= Shas Pollak =

Jews who memorized the Babylonian Talmud

The first page of the Vilna Edition of the Babylonian Talmud, Tractate Berachot, folio 2a.

Shas Pollak were Jewish mnemonists who, according to the 1917 report of George Stratton in the Psychological Review, memorized the exact layout of words in more than 5,000 pages of the 12 books of the standard edition of the Babylonian Talmud.

==Report==
Stratton's report consists of accounts of and comments on testimonials of three eyewitnesses. Two of the eyewitnesses stated that the memorizing was related to the Talmud part, printed in the centers of the pages, and not the surrounding commentary.

G.M. Stratton quotes a letter from a Reverend Dr. David Phillipson of Cincinnati who described the so-called "pin test":

...A pin would be placed on a word, let us say, the fourth word in line eight; the memory sharp would then be asked what word is in the same spot on page thirty-eight or fifty or any other page; the pin would be pressed through the volume until it reached page thirty eight or page fifty or any other page designated; the memory sharp would then mention the word and it was found invariably correct. He had visualized in his brain the whole Talmud; in other words, the pages of the Talmud were photographed on his brain. It was one of the most stupendous feats of memory I have ever witnessed and there was no fake about it.

Another reputable witness was Dr. Solomon Schechter, the then President of the Jewish Theological Seminary of America.

This feat has since been quoted in many books on memory.

Stratton writes that all eyewitnesses noticed that none of the Shas Pollak known to them have attained any prominence in the scholarly world.

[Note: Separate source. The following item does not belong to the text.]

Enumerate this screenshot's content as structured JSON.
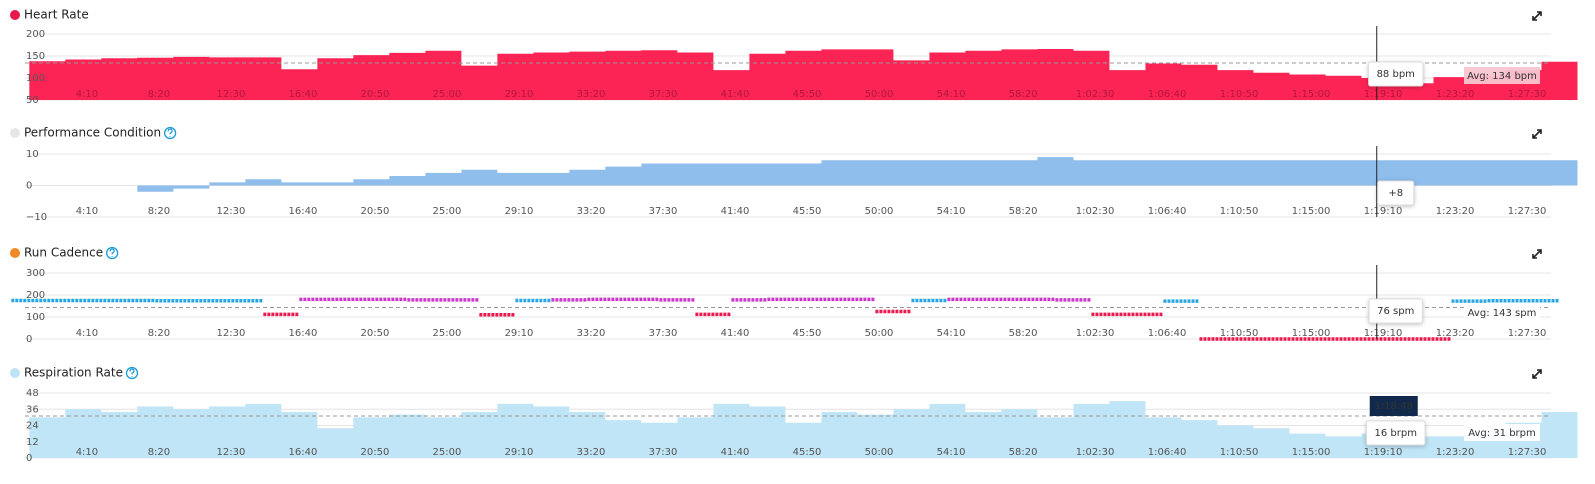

In a footnote, Stratton's article also mentions that memorizing the Talmud was a subject of the work by J. Brüll, "Die Mnemotechnik des Talmuds", Vienna, 1864, and that the Talmudic mnemonics is a subject of an article in the Jewish Encyclopedia.

==Etymology==
"Shas" is a Hebrew acronym for the words shishah sedarim, "six orders", or Mishnah; "shas" is also a colloquial reference to the Talmud. "Pollak" means "Pole" in Yiddish, referring to a Polish Jew, so the term literally means "The Talmud-Pole" or the "Polish Talmudist."

==Literary references==

A 1993 novelette Ginger (Рыжик) by Mikhail Veller about the fate of a Jewish boy who became a member of spetsnaz, has the following passage: "Torah was supposed to be known as follows. The Grandfather opened the book at random and punched a word with a pin. You were supposed to recite the text starting with the word pinned on the opposite page of the sheet."